The slaves all got up long before day and prepared their breakfasts. Then, before it was light enough to see clearly they were standing in the field holding their hoes and other implements. . . .
An overseer was hired by the master to see that the work was done properly. If any of the slaves were careless about their work, a sound whipping was administered. Field hands also got whippings when they failed to pick the required 300 pounds of cotton daily.
Julia Brown, another former slave in Georgia, was interviewed in Atlanta in 1939:
There were six of us children. . . . We didn’t stay together long. I was given away when I was just a baby. I never did see my mama again.
I was given to the Mitchell family. . . . I was put to work in the fields when I was five years old, picking cotton and hoeing. I slept on the floor nine years, winter and summer, sick and well.
I had such a hard time. That mistress Mitchell didn’t care what happened to us. . . . She used to lash us with a cowhide whip. When she died, I went from one family to another. All the owners was pretty much the same. . . . Some of the white folks [however] was very kind to their slaves. Some didn’t believe in slavery and some freed them before the war and even give them land and homes.
Slaves generally worked six days a week with Sundays off. Some enjoyed occasional festivities allowed by slave owners. Carrie Hudson, also from Georgia, recalled that her master sometimes allowed slaves to hold a dance on Saturday nights. She remembered there were also some other pleasurable moments. One of her favorites was Christmas time when “there would be plenty of fresh meat, and there was heaps of good chickens, turkeys, cake, candies, and just everything good.” For a week at Christmas, slaves were not required to work. They spent the time visiting each other’s cabins and feasting.
Regardless of the extent of the slaveholders’ good will, slaves were still prisoners with few, if any, opportunities for bettering their lives.
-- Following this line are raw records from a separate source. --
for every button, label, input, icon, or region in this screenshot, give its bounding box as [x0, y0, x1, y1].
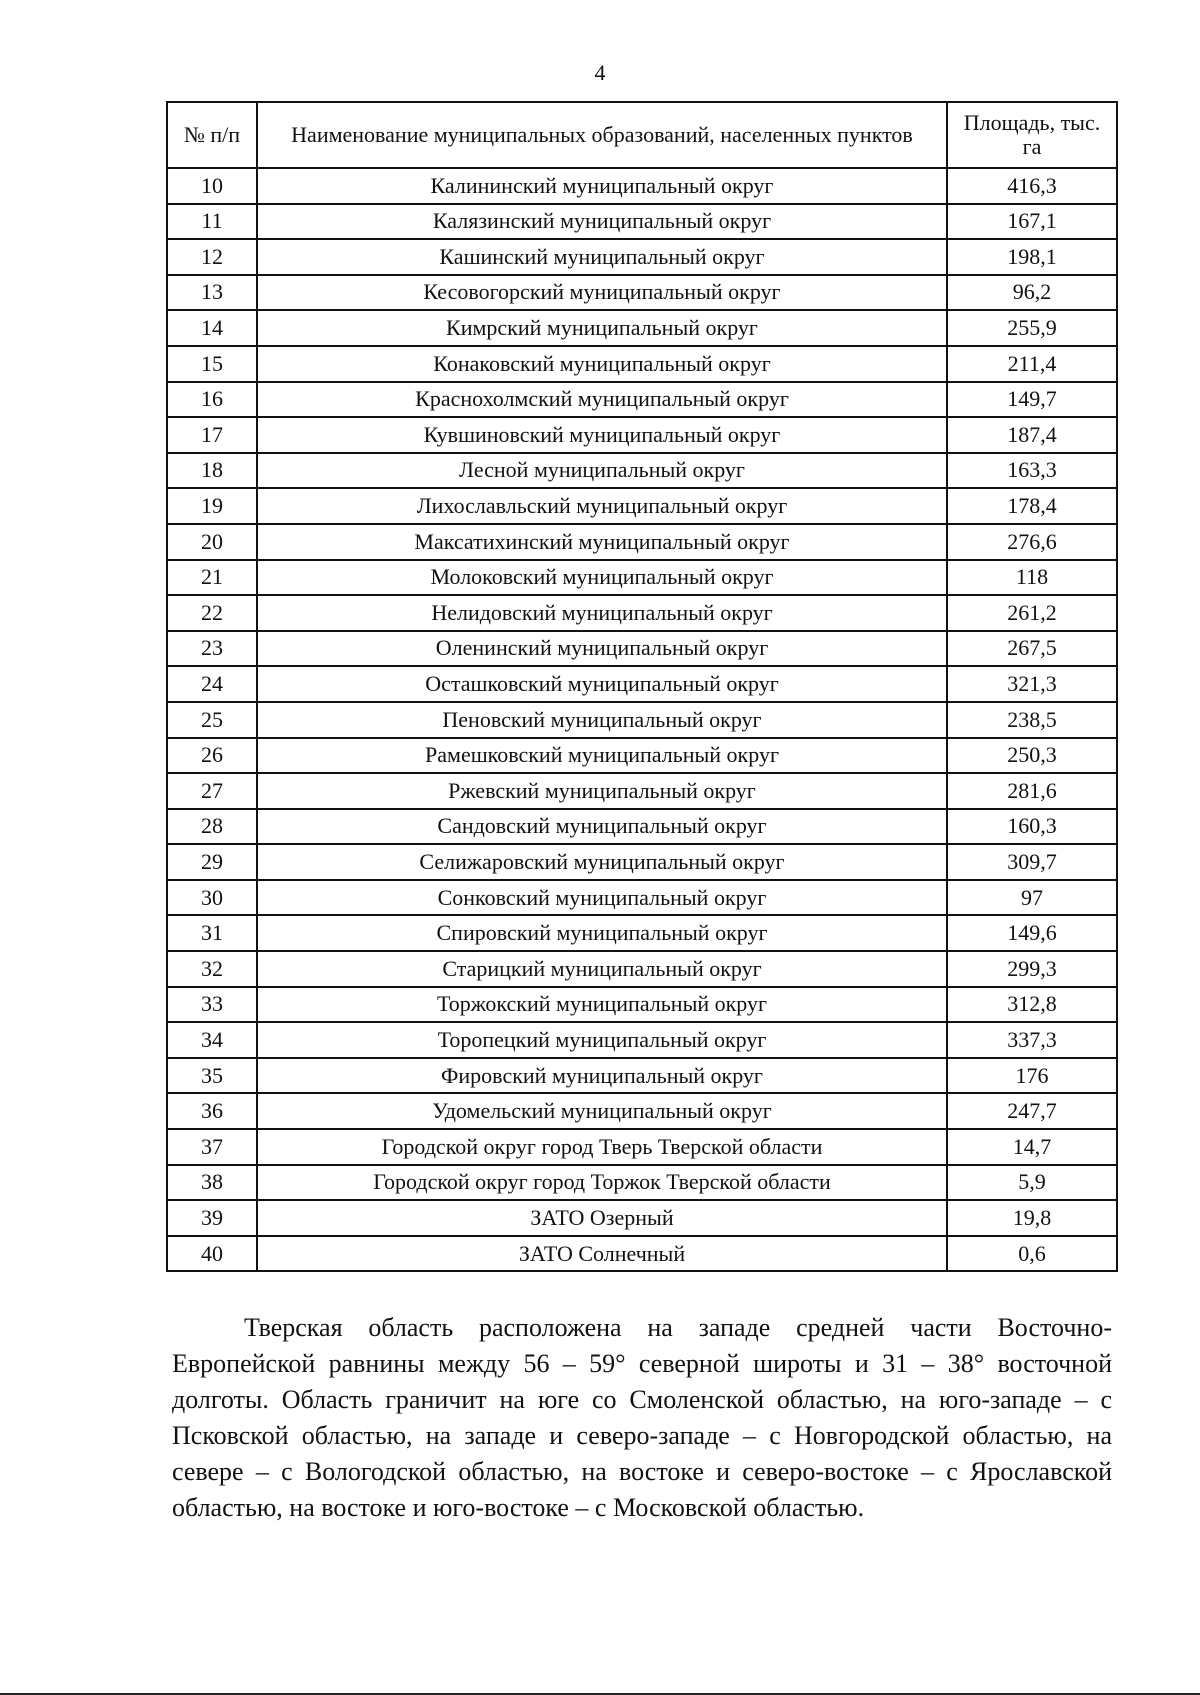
row-number-cell: 40 [167, 1236, 257, 1272]
row-name-cell: Молоковский муниципальный округ [257, 560, 947, 596]
row-area-cell: 416,3 [947, 168, 1117, 204]
row-number-cell: 20 [167, 524, 257, 560]
row-number-cell: 36 [167, 1093, 257, 1129]
row-number-cell: 35 [167, 1058, 257, 1094]
table-row [167, 1022, 1117, 1058]
table-row [167, 738, 1117, 774]
table-row [167, 809, 1117, 845]
row-name-cell: Удомельский муниципальный округ [257, 1093, 947, 1129]
row-number-cell: 24 [167, 666, 257, 702]
row-name-cell: Конаковский муниципальный округ [257, 346, 947, 382]
row-name-cell: Городской округ город Тверь Тверской области [257, 1129, 947, 1165]
row-area-cell: 281,6 [947, 773, 1117, 809]
row-name-cell: Кувшиновский муниципальный округ [257, 417, 947, 453]
row-area-cell: 160,3 [947, 809, 1117, 845]
row-name-cell: Осташковский муниципальный округ [257, 666, 947, 702]
row-name-cell: Лихославльский муниципальный округ [257, 488, 947, 524]
table-row [167, 453, 1117, 489]
row-name-cell: Нелидовский муниципальный округ [257, 595, 947, 631]
table-row [167, 595, 1117, 631]
row-number-cell: 37 [167, 1129, 257, 1165]
row-number-cell: 18 [167, 453, 257, 489]
table-row [167, 1200, 1117, 1236]
row-area-cell: 312,8 [947, 987, 1117, 1023]
row-number-cell: 30 [167, 880, 257, 916]
header-area: Площадь, тыс. га [947, 102, 1117, 168]
row-area-cell: 309,7 [947, 844, 1117, 880]
row-number-cell: 26 [167, 738, 257, 774]
row-name-cell: Кесовогорский муниципальный округ [257, 275, 947, 311]
row-name-cell: Пеновский муниципальный округ [257, 702, 947, 738]
row-number-cell: 34 [167, 1022, 257, 1058]
row-number-cell: 28 [167, 809, 257, 845]
table-row [167, 239, 1117, 275]
table-row [167, 951, 1117, 987]
row-number-cell: 12 [167, 239, 257, 275]
row-area-cell: 267,5 [947, 631, 1117, 667]
table-row [167, 773, 1117, 809]
table-row [167, 880, 1117, 916]
table-row [167, 417, 1117, 453]
row-area-cell: 187,4 [947, 417, 1117, 453]
row-name-cell: ЗАТО Солнечный [257, 1236, 947, 1272]
table-row [167, 275, 1117, 311]
header-number: № п/п [167, 102, 257, 168]
row-area-cell: 97 [947, 880, 1117, 916]
row-area-cell: 14,7 [947, 1129, 1117, 1165]
row-number-cell: 39 [167, 1200, 257, 1236]
row-area-cell: 178,4 [947, 488, 1117, 524]
row-area-cell: 19,8 [947, 1200, 1117, 1236]
row-name-cell: ЗАТО Озерный [257, 1200, 947, 1236]
row-number-cell: 33 [167, 987, 257, 1023]
row-number-cell: 17 [167, 417, 257, 453]
row-area-cell: 176 [947, 1058, 1117, 1094]
row-area-cell: 299,3 [947, 951, 1117, 987]
table-row [167, 204, 1117, 240]
row-area-cell: 261,2 [947, 595, 1117, 631]
table-row [167, 1058, 1117, 1094]
row-area-cell: 337,3 [947, 1022, 1117, 1058]
row-name-cell: Рамешковский муниципальный округ [257, 738, 947, 774]
table-header-row [167, 102, 1117, 168]
row-area-cell: 0,6 [947, 1236, 1117, 1272]
municipal-areas-table [166, 101, 1118, 1272]
row-name-cell: Кашинский муниципальный округ [257, 239, 947, 275]
table-row [167, 346, 1117, 382]
row-number-cell: 15 [167, 346, 257, 382]
row-number-cell: 11 [167, 204, 257, 240]
row-name-cell: Сандовский муниципальный округ [257, 809, 947, 845]
table-row [167, 1093, 1117, 1129]
row-number-cell: 27 [167, 773, 257, 809]
table-row [167, 987, 1117, 1023]
page-number: 4 [594, 60, 606, 85]
table-body [167, 168, 1117, 1271]
row-number-cell: 21 [167, 560, 257, 596]
row-area-cell: 167,1 [947, 204, 1117, 240]
row-name-cell: Селижаровский муниципальный округ [257, 844, 947, 880]
row-number-cell: 32 [167, 951, 257, 987]
row-name-cell: Фировский муниципальный округ [257, 1058, 947, 1094]
table-row [167, 666, 1117, 702]
table-row [167, 631, 1117, 667]
row-number-cell: 29 [167, 844, 257, 880]
header-name: Наименование муниципальных образований, населенных пунктов [257, 102, 947, 168]
description-paragraph: Тверская область расположена на западе средней части Восточно-Европейской равнины между 56 – 59° северной широты и 31 – 38° восточной долготы. Область граничит на юге со Смоленской областью, на юго-западе – с Псковской областью, на западе и северо-западе – с Новгородской областью, на севере – с Вологодской областью, на востоке и северо-востоке – с Ярославской областью, на востоке и юго-востоке – с Московской областью. [172, 1313, 1112, 1522]
table-row [167, 1236, 1117, 1272]
row-name-cell: Краснохолмский муниципальный округ [257, 382, 947, 418]
table-row [167, 844, 1117, 880]
row-area-cell: 238,5 [947, 702, 1117, 738]
row-area-cell: 198,1 [947, 239, 1117, 275]
row-area-cell: 321,3 [947, 666, 1117, 702]
row-name-cell: Лесной муниципальный округ [257, 453, 947, 489]
row-area-cell: 211,4 [947, 346, 1117, 382]
row-number-cell: 16 [167, 382, 257, 418]
row-area-cell: 247,7 [947, 1093, 1117, 1129]
row-name-cell: Максатихинский муниципальный округ [257, 524, 947, 560]
row-name-cell: Торжокский муниципальный округ [257, 987, 947, 1023]
row-name-cell: Старицкий муниципальный округ [257, 951, 947, 987]
row-area-cell: 276,6 [947, 524, 1117, 560]
row-name-cell: Ржевский муниципальный округ [257, 773, 947, 809]
row-area-cell: 96,2 [947, 275, 1117, 311]
row-number-cell: 19 [167, 488, 257, 524]
row-name-cell: Торопецкий муниципальный округ [257, 1022, 947, 1058]
table-row [167, 524, 1117, 560]
row-area-cell: 255,9 [947, 310, 1117, 346]
table-row [167, 168, 1117, 204]
row-number-cell: 10 [167, 168, 257, 204]
row-name-cell: Калязинский муниципальный округ [257, 204, 947, 240]
row-name-cell: Спировский муниципальный округ [257, 915, 947, 951]
row-name-cell: Кимрский муниципальный округ [257, 310, 947, 346]
row-number-cell: 23 [167, 631, 257, 667]
row-area-cell: 250,3 [947, 738, 1117, 774]
table-row [167, 702, 1117, 738]
row-number-cell: 22 [167, 595, 257, 631]
table-row [167, 1165, 1117, 1201]
row-name-cell: Калининский муниципальный округ [257, 168, 947, 204]
row-area-cell: 163,3 [947, 453, 1117, 489]
table-row [167, 382, 1117, 418]
row-number-cell: 25 [167, 702, 257, 738]
row-area-cell: 149,7 [947, 382, 1117, 418]
row-number-cell: 14 [167, 310, 257, 346]
row-area-cell: 118 [947, 560, 1117, 596]
table-row [167, 915, 1117, 951]
row-name-cell: Городской округ город Торжок Тверской области [257, 1165, 947, 1201]
table-row [167, 560, 1117, 596]
row-number-cell: 38 [167, 1165, 257, 1201]
row-number-cell: 13 [167, 275, 257, 311]
row-number-cell: 31 [167, 915, 257, 951]
table-row [167, 310, 1117, 346]
row-area-cell: 5,9 [947, 1165, 1117, 1201]
table-row [167, 1129, 1117, 1165]
row-area-cell: 149,6 [947, 915, 1117, 951]
row-name-cell: Сонковский муниципальный округ [257, 880, 947, 916]
table-row [167, 488, 1117, 524]
row-name-cell: Оленинский муниципальный округ [257, 631, 947, 667]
In most cases, they were never allowed to leave the plantation or farm without written permission, a restriction backed by law in many southern states.
By 1770, in Georgia, for example, the law stipulated that slaves could not leave their owners’ land without a ticket signed by the owner or another person in charge of the slave. According to the law, “Every slave who shall be found without a ticket, or without a white person in his or her company, shall be punished with whipping on the bare back, not exceeding twenty lashes.”
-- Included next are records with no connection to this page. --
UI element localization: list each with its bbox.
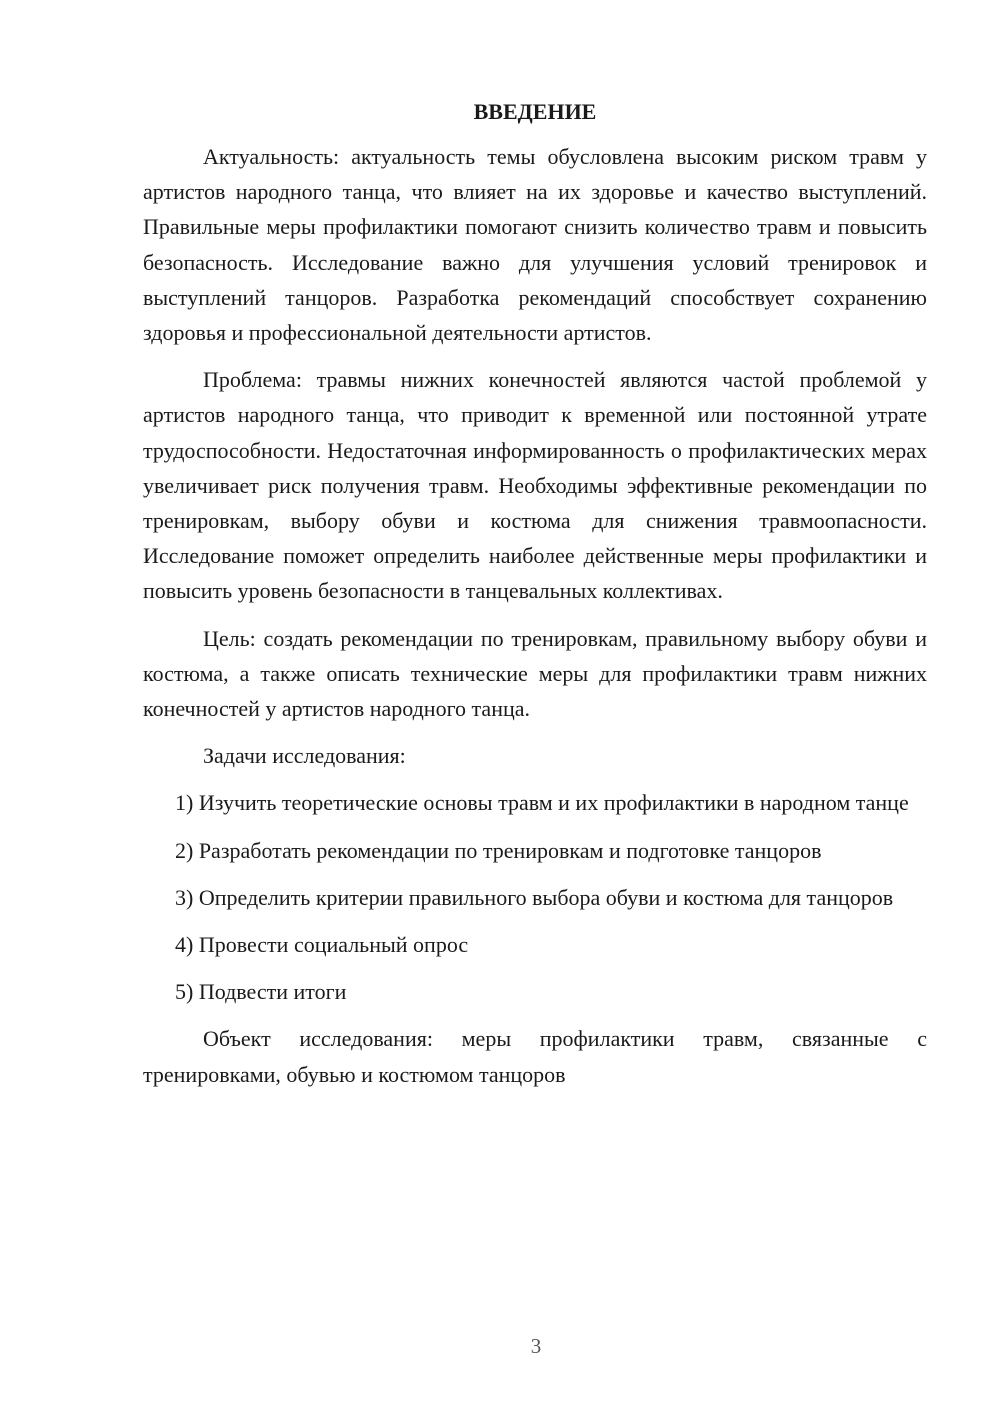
- task-item-5: 5) Подвести итоги: [175, 979, 347, 1005]
- paragraph-problem: Проблема: травмы нижних конечностей являются частой проблемой у артистов народного танца, что приводит к временной или постоянной утрате трудоспособности. Недостаточная информированность о профилактических мерах увеличивает риск получения травм. Необходимы эффективные рекомендации по тренировкам, выбору обуви и костюма для снижения травмоопасности. Исследование поможет определить наиболее действенные меры профилактики и повысить уровень безопасности в танцевальных коллективах.: [143, 367, 927, 604]
- tasks-heading: Задачи исследования:: [203, 743, 406, 769]
- paragraph-relevance: Актуальность: актуальность темы обусловлена высоким риском травм у артистов народного танца, что влияет на их здоровье и качество выступлений. Правильные меры профилактики помогают снизить количество травм и повысить безопасность. Исследование важно для улучшения условий тренировок и выступлений танцоров. Разработка рекомендаций способствует сохранению здоровья и профессиональной деятельности артистов.: [143, 144, 927, 346]
- paragraph-object: Объект исследования: меры профилактики травм, связанные с тренировками, обувью и костюмом танцоров: [143, 1026, 927, 1087]
- task-item-3: 3) Определить критерии правильного выбора обуви и костюма для танцоров: [175, 884, 894, 910]
- page-number: 3: [530, 1334, 542, 1358]
- task-item-1: 1) Изучить теоретические основы травм и их профилактики в народном танце: [175, 790, 909, 816]
- document-page: [143, 94, 927, 1104]
- task-item-2: 2) Разработать рекомендации по тренировкам и подготовке танцоров: [175, 837, 822, 863]
- paragraph-goal: Цель: создать рекомендации по тренировкам, правильному выбору обуви и костюма, а также описать технические меры для профилактики травм нижних конечностей у артистов народного танца.: [143, 625, 927, 722]
- task-item-4: 4) Провести социальный опрос: [175, 932, 469, 958]
- section-title: ВВЕДЕНИЕ: [473, 99, 597, 124]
1. Which of the following was not usually part of the central complex?
a.                   the planter’s residence
b.                  storage sheds
c.                   slave housing
d.                  new fields
2. According to the passage, what helped somewhat to overcome the effects on the soil of growing cotton? 

a. fertilizer
b.  periodic flooding
c.   rotating crops
.d. irrigation

 
3. In the time described in the passage, what did machines apparently not do?
a.                   grind grains and corn
b.                  harvest grains and corn
c.                   saw lumber
d.                  gin and bail cotton 

4. Which of the following classes of slaves had the hardest life?
a.                   house servants
b.                  skilled craftsmen
c.                   field hands
d.                  mechanics 

5. Why did the owners provide basic subsistence to their slaves and nothing more?
a.                   It was in their best financial interest to do so.
b.                  They were not allowed to do more.
c.                   It would have been immoral to do more.
d.                  They felt that the better they treated the slaves, the harder they would work.
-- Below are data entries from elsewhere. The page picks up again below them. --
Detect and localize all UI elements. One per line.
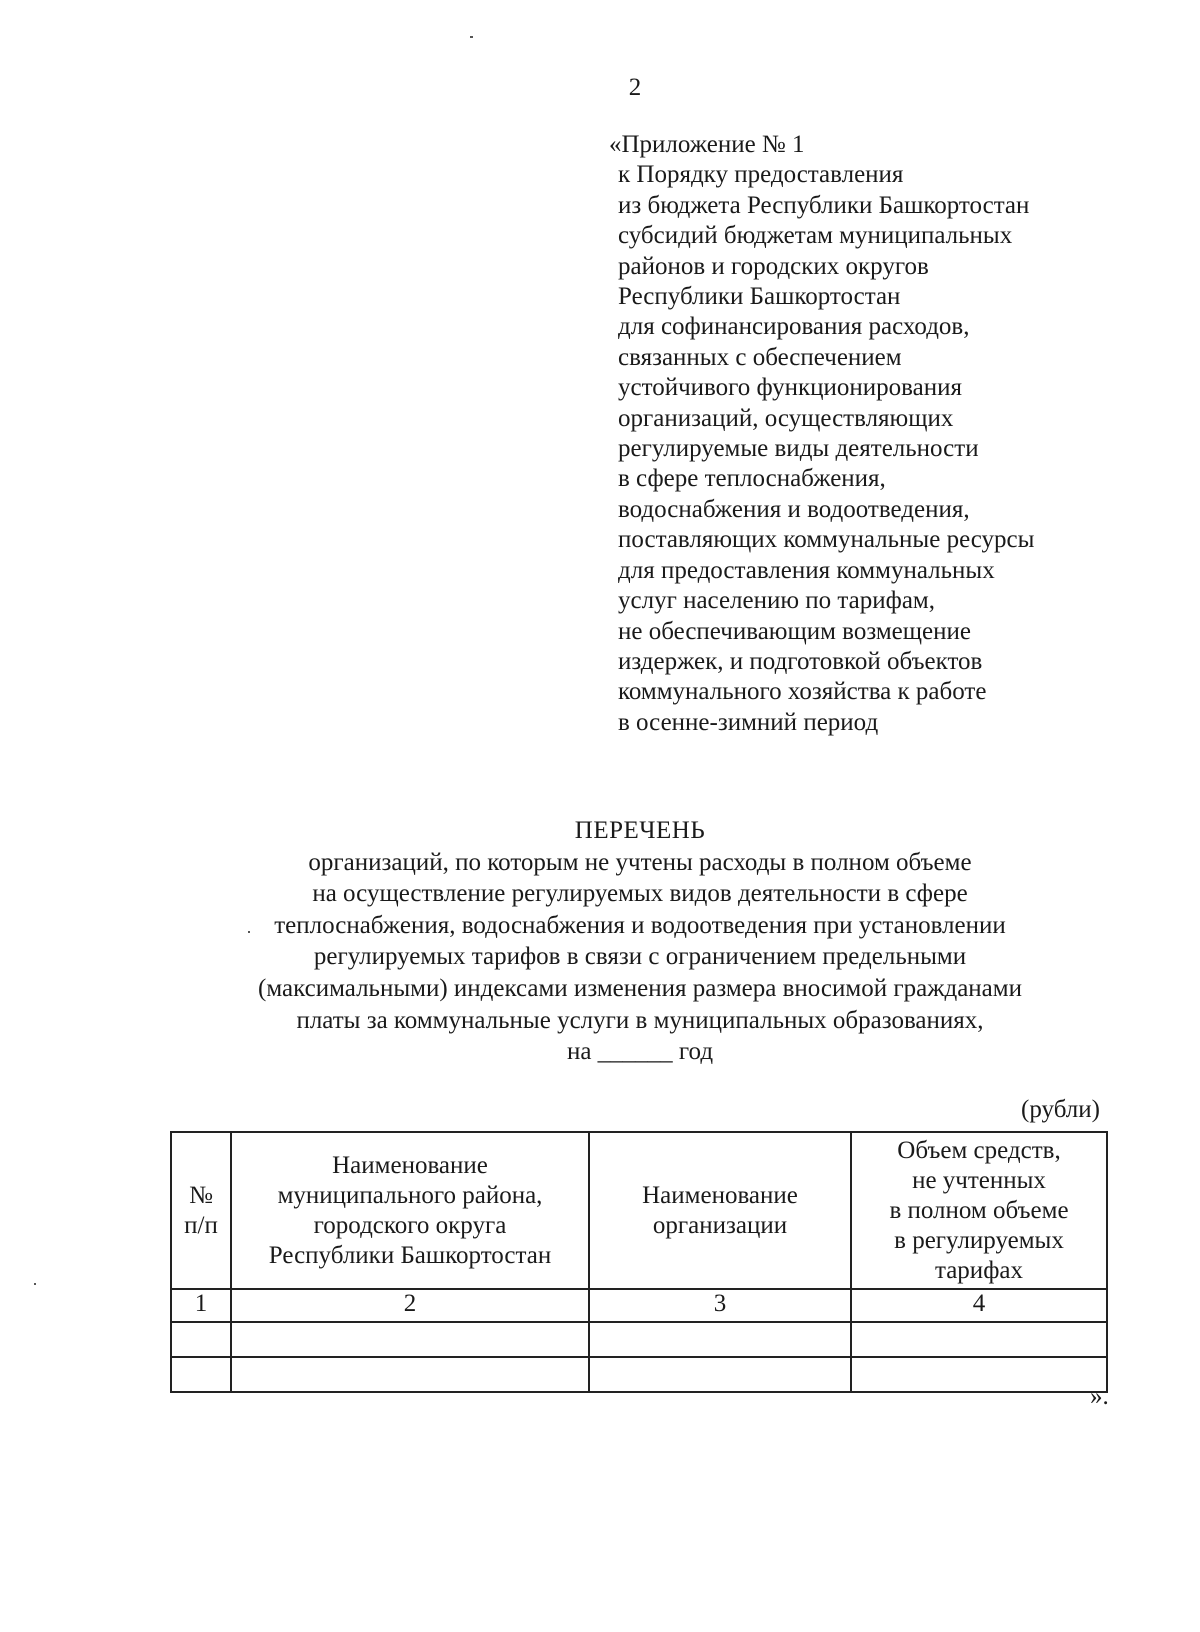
- title-line: (максимальными) индексами изменения размера вносимой гражданами: [258, 974, 1022, 1002]
- title-line: на осуществление регулируемых видов деятельности в сфере: [312, 880, 968, 908]
- appendix-line: Республики Башкортостан: [618, 283, 901, 311]
- appendix-line: связанных с обеспечением: [618, 343, 902, 371]
- appendix-line: услуг населению по тарифам,: [618, 587, 936, 615]
- header-cell-organization: Наименование организации: [589, 1132, 851, 1289]
- title-line: теплоснабжения, водоснабжения и водоотведения при установлении: [274, 911, 1006, 939]
- appendix-line: «Приложение № 1: [609, 131, 805, 158]
- table-cell: [171, 1322, 231, 1357]
- closing-quote: ».: [1090, 1383, 1109, 1410]
- column-number-row: [171, 1289, 1107, 1322]
- table-cell: [171, 1357, 231, 1392]
- document-title-block: [150, 815, 1130, 1068]
- appendix-line: из бюджета Республики Башкортостан: [618, 191, 1030, 219]
- title-line: организаций, по которым не учтены расходы в полном объеме: [308, 848, 972, 876]
- column-number: 3: [589, 1289, 851, 1322]
- table-cell: [589, 1322, 851, 1357]
- appendix-line: в сфере теплоснабжения,: [618, 465, 886, 493]
- title-line: регулируемых тарифов в связи с ограничением предельными: [313, 943, 967, 971]
- column-number: 1: [171, 1289, 231, 1322]
- table-cell: [851, 1322, 1107, 1357]
- appendix-heading: [609, 130, 1035, 738]
- table-header-row: [171, 1132, 1107, 1289]
- appendix-line: организаций, осуществляющих: [618, 404, 954, 432]
- table-row: [171, 1322, 1107, 1357]
- title-line: на ______ год: [566, 1038, 714, 1066]
- appendix-line: субсидий бюджетам муниципальных: [618, 222, 1013, 250]
- column-number: 4: [851, 1289, 1107, 1322]
- appendix-line: поставляющих коммунальные ресурсы: [618, 526, 1035, 554]
- table-row: [171, 1357, 1107, 1392]
- appendix-line: водоснабжения и водоотведения,: [618, 495, 970, 523]
- appendix-line: регулируемые виды деятельности: [618, 435, 979, 463]
- appendix-line: издержек, и подготовкой объектов: [618, 647, 983, 675]
- column-number: 2: [231, 1289, 589, 1322]
- table-cell: [589, 1357, 851, 1392]
- appendix-line: коммунального хозяйства к работе: [618, 678, 987, 706]
- table-cell: [231, 1357, 589, 1392]
- title-line: платы за коммунальные услуги в муниципальных образованиях,: [296, 1006, 984, 1034]
- organizations-table: [170, 1131, 1108, 1393]
- appendix-line: к Порядку предоставления: [618, 161, 904, 189]
- appendix-line: не обеспечивающим возмещение: [618, 617, 971, 645]
- table-cell: [231, 1322, 589, 1357]
- appendix-line: для предоставления коммунальных: [618, 556, 995, 584]
- units-label: (рубли): [1021, 1096, 1100, 1123]
- appendix-line: для софинансирования расходов,: [618, 313, 970, 341]
- appendix-line: в осенне-зимний период: [618, 708, 879, 736]
- header-cell-amount: Объем средств, не учтенных в полном объеме в регулируемых тарифах: [851, 1132, 1107, 1289]
- page-number: 2: [628, 74, 642, 101]
- table-cell: [851, 1357, 1107, 1392]
- document-title: ПЕРЕЧЕНЬ: [574, 817, 706, 844]
- header-cell-number: № п/п: [171, 1132, 231, 1289]
- header-cell-district: Наименование муниципального района, городского округа Республики Башкортостан: [231, 1132, 589, 1289]
- appendix-line: устойчивого функционирования: [618, 374, 962, 402]
- appendix-line: районов и городских округов: [618, 252, 929, 280]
6. From the slave accounts in the passage, who started working in the fields at the age of five?
a.                   George Womble
b.                  Enoch Womble
c.                   Julia Brown
d.                  Carrie Hudson

7. From the slave accounts in the passage, who remembered some good times as a slave?
a.                   George Womble
b.                  Enoch Womble
c.                   Julia Brown
d.                  Carrie Hudson


8. From the slave accounts in the passage, whose story made you saddest? Why?